Hai fatto pochi gol, ma quello che hai fatto vale per venti…
“Anche per trenta”.
Ti sei sempre impegnato molto… “Con la massima seretà possibile, mi sentivo molto romanista e questo mi dava una marcia in più”.
C’è stato un momento in cui sentivi che la maglia giallorossa ti entrava dentro? “C’è stata un’annata in cui Radice aveva creato un gruppo meraviglioso, se devo ricordare un episodio che mi porta quasi alle lacrime era quando dovevamo andare all’Olimpico per la finale di ritorno di Coppa Italia contro il Torino, con 80mila persone dopo il 3-0 dell’andata. Solo a Roma può accadere questo. Penso che il calcio dovrebbe essere quello, forti emozioni che ti porti per tutta la vita”.
La Roma di oggi ha analogie con quella Roma? “Non lo so, non vivendola faccio fatica. È una società molto forte, è chiaro che il calcio è un po’ cambiato dai tempi in cui giocavo io. Era un calcio ancora con la maglia di lana, forse più romantico. Ma dicono che è diventando vecchi che si dicono queste cose”.

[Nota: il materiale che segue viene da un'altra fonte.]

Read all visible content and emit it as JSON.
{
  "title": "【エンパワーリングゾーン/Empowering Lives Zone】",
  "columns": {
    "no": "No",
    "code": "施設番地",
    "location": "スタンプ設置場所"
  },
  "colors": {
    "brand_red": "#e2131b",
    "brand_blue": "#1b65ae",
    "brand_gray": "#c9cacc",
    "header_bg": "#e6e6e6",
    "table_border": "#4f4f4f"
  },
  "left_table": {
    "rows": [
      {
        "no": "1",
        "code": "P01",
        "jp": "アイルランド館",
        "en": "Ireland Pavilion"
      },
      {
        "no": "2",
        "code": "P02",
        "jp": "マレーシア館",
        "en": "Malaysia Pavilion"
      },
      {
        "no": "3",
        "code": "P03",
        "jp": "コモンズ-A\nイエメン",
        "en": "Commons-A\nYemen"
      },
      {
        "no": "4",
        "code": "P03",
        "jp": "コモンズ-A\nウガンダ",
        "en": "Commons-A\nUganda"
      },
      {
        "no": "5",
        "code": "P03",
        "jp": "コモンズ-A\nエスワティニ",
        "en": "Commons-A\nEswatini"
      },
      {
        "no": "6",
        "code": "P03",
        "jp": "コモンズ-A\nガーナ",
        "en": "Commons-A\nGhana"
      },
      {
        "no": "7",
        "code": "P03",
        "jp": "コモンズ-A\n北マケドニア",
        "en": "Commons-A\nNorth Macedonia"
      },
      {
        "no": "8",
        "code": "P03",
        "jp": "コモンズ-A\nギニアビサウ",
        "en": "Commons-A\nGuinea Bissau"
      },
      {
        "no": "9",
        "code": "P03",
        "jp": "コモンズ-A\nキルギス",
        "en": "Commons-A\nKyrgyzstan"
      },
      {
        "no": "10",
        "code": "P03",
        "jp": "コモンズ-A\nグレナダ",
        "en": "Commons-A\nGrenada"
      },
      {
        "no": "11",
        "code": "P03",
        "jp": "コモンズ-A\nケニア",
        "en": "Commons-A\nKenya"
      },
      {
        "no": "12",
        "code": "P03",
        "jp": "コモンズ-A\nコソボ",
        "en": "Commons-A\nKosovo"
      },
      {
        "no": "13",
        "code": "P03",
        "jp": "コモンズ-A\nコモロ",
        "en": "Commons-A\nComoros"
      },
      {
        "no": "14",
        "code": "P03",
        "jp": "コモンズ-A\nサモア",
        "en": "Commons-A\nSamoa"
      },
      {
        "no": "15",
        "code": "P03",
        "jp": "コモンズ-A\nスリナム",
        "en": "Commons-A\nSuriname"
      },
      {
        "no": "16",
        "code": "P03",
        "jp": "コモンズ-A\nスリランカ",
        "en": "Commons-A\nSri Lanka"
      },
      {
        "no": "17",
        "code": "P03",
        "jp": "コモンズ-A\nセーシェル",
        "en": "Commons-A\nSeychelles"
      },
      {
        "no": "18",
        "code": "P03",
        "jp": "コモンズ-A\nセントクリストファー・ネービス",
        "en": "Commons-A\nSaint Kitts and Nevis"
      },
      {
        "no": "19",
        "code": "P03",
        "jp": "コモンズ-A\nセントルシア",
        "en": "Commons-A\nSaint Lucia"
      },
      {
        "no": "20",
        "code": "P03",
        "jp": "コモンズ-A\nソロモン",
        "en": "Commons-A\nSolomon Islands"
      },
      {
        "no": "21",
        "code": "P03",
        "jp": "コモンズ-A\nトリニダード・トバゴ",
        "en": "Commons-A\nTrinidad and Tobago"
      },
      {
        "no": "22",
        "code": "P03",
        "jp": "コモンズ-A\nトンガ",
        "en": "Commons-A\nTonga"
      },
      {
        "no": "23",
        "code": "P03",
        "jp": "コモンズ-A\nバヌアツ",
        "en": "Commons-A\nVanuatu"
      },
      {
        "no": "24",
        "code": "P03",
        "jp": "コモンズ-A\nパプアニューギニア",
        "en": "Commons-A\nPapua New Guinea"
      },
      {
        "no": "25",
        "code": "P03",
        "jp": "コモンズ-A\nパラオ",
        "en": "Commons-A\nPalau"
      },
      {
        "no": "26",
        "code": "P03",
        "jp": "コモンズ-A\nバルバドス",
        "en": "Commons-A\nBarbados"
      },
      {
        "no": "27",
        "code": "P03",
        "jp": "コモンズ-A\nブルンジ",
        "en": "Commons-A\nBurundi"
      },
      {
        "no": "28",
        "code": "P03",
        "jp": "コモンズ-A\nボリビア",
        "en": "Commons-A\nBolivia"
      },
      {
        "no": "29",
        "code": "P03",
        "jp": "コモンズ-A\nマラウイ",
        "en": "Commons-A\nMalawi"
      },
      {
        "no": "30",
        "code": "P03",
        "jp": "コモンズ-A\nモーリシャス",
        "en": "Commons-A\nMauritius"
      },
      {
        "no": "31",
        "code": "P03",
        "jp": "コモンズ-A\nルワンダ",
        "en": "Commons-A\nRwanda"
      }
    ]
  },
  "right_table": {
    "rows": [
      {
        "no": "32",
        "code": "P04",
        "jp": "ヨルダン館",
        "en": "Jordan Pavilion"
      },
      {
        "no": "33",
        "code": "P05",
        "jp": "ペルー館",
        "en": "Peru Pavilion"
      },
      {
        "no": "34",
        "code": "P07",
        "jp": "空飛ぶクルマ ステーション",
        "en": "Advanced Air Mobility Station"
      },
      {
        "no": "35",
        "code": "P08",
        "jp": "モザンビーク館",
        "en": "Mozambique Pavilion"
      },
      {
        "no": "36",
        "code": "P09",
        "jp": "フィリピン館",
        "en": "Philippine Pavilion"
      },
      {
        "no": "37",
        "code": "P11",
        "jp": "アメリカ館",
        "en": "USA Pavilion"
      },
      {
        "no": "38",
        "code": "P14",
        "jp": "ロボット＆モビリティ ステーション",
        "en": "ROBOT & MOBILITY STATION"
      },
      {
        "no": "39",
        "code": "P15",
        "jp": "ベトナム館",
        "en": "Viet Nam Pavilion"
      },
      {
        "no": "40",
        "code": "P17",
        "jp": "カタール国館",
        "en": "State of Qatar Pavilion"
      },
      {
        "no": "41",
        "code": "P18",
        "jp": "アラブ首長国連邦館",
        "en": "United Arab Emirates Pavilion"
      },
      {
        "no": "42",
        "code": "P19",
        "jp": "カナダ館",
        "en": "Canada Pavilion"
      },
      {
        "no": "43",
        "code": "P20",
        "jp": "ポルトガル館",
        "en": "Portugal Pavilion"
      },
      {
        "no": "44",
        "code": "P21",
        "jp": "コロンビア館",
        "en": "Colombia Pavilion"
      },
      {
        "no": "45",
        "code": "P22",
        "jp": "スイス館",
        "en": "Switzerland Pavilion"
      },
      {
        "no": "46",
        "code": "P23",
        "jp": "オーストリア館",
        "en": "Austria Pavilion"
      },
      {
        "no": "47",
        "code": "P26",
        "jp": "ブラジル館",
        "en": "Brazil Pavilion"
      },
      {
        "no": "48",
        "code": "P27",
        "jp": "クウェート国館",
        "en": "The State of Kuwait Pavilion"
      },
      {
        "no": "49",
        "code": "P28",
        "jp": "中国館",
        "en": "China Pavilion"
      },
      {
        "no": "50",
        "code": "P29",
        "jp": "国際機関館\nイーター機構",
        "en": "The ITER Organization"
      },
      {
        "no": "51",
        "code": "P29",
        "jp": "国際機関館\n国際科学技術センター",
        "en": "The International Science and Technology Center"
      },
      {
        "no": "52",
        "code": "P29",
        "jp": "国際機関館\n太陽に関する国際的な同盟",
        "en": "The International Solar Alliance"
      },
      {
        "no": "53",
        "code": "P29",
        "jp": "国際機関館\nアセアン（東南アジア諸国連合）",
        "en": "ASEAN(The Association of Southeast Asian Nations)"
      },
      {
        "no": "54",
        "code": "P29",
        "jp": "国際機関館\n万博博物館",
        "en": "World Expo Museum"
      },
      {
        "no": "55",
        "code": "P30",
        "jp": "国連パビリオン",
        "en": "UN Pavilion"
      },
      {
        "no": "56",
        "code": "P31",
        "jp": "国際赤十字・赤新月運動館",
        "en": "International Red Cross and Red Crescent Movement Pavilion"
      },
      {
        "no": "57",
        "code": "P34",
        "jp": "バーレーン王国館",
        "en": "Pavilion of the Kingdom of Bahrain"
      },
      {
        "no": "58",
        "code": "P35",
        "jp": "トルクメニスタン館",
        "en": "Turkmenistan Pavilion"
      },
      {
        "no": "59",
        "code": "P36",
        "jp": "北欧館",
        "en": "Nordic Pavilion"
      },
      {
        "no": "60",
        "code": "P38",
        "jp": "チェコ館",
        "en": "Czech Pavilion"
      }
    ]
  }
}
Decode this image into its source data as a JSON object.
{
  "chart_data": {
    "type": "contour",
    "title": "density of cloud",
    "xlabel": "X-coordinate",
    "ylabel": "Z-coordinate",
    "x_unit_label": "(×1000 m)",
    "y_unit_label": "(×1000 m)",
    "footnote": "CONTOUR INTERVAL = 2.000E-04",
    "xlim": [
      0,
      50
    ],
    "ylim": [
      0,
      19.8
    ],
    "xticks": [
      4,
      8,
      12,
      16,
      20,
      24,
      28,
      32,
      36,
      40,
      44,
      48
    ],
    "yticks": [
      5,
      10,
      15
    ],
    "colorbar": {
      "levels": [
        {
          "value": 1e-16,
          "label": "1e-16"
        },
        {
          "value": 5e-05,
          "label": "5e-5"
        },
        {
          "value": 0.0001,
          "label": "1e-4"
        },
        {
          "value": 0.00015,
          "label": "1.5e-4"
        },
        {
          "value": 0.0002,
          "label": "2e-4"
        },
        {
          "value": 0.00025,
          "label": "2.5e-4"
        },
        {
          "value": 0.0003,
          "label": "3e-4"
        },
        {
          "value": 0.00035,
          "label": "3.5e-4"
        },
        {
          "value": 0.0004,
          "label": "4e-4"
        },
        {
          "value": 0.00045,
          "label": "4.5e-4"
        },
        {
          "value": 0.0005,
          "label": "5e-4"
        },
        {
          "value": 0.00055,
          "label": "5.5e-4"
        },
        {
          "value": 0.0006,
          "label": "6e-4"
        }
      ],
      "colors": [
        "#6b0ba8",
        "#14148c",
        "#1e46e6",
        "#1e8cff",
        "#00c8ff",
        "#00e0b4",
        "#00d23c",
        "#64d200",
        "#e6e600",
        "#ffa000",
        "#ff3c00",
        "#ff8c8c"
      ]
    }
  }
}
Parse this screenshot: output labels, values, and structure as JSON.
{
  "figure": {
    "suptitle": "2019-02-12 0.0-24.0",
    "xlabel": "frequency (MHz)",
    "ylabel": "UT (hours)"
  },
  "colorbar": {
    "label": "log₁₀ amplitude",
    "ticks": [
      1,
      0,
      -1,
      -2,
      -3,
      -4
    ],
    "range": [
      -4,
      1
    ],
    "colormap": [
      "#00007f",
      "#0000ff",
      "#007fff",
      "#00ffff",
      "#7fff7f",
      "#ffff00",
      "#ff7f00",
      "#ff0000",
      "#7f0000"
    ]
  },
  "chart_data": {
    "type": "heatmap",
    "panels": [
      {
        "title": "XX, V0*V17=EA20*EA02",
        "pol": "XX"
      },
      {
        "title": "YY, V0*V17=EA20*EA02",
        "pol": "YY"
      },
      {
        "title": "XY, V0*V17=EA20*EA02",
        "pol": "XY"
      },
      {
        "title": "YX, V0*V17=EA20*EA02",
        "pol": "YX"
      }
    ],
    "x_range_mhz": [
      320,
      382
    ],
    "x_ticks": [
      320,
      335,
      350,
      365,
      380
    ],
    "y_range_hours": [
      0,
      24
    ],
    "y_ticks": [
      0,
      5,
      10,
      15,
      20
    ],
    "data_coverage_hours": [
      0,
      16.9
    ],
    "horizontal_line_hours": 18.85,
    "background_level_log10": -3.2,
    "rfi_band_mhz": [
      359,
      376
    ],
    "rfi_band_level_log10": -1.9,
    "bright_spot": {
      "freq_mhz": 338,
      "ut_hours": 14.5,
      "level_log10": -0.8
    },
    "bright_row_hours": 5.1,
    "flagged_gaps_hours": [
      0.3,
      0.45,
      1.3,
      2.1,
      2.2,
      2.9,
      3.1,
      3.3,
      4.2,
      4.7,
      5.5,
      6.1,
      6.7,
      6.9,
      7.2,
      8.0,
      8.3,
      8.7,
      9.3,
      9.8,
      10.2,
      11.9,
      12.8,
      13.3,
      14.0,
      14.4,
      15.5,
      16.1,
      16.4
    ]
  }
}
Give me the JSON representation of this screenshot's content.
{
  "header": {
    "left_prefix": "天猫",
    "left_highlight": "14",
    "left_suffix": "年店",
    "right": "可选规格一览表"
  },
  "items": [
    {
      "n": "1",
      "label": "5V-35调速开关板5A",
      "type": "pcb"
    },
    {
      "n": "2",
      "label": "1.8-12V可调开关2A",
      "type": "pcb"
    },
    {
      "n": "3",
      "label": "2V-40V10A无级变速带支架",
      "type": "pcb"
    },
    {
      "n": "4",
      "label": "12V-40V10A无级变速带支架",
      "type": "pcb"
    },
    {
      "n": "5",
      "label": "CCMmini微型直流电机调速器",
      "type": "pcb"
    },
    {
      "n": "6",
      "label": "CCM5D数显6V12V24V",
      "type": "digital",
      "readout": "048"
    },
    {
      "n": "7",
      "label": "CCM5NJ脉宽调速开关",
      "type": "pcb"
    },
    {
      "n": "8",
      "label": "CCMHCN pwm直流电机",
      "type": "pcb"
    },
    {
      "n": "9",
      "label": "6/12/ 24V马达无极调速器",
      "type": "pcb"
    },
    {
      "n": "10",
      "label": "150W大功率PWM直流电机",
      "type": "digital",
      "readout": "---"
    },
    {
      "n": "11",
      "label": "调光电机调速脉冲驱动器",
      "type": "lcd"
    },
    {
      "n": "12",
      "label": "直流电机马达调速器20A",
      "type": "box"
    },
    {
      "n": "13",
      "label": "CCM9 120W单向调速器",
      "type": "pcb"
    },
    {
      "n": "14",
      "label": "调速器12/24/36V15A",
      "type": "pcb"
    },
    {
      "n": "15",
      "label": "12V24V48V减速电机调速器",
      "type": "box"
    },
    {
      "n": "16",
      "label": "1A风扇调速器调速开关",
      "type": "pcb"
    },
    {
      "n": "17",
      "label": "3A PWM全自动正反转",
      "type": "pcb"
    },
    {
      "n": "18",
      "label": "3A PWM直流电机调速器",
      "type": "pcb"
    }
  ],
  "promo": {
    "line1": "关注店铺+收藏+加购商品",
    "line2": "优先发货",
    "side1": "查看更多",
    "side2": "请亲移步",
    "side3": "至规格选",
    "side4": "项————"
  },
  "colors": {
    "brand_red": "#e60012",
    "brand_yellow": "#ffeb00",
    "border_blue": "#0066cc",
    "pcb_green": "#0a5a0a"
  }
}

Tu qualche fallo per spezzare l’azione avversaria l’hai fatto… “Gli amici mi parlano di Messi e Maradona, se Maradona fosse stato tutelato come oggi lo è Messi, segnava qualche decina di gol in più. I fuoriclasse sono tutelati come è giusto che sia”.
Ti aspettavi la Lazio a un solo punto dalla Roma? “Non me l’aspettavo, ma probabilmente si è acceso qualcosa. L’organico è buono, l’allenatore ha fatto gruppo e ha tirato fuori il meglio dai suoi calciatori”.
È una squadra pericolosa? Che partita ti aspetti? “Sono assenze importanti, ma il derby è partita a sé”.
Qual è il segreto per affrontare il derby nel modo giusto? “È difficile, probabilmente avere un gruppo, un allenatore che ti porta a quella partita con più serenità possibile. È una partita che si sente, che valga uno scudetto, la salvezza o metà classifica. Bisognerebbe arrivarci il più tranquilli possibile”.
Mazzone appese i fogli di giornale nello spogliatoio… “Fu un bel derby quello. È chiaro che Mazzone aveva esperienza per tirare fuori il meglio dai giocatori. Ce la siamo goduta molto”.
Qual è la differenza che vedi oggi con una partita del genere? “Io lo vivo poco il calcio, ma a quei tempi c’era un calcio in cui la gente non vedeva l’ora di andare allo stadio, la sentivi proprio. Adesso c’è molto marketing, partite ogni giorno della settimana. Questo mi dispiace, la Roma non può avere accanto il tifo che ha sempre avuto”.
La Curva Sud ha portato punti? “Sì. Parlando coi colleghi faccio l’esempio, a Roma il romanista soffre con te. Ricordo quando vivevo in borgata, andavi al bar e il barista ti supplicava di dirgli qualcosa per rincuorarlo. È sintomatico”.
Era diverso giocare al Flaminio? “Era tutto un insieme di cose, era un anno di transizione. La squadra era molto unita dietro all’allenatore che sarebbe andato via, la gente l’avevi addosso. Si sentiva reciprocamente”.
La speranza di quasi tutto il mondo Roma è quella di creare uno stadio che porti la stessa atmosfera… “L’assurdità è fare il calcio moderno rimanendo attaccati agli stadi di una volta”.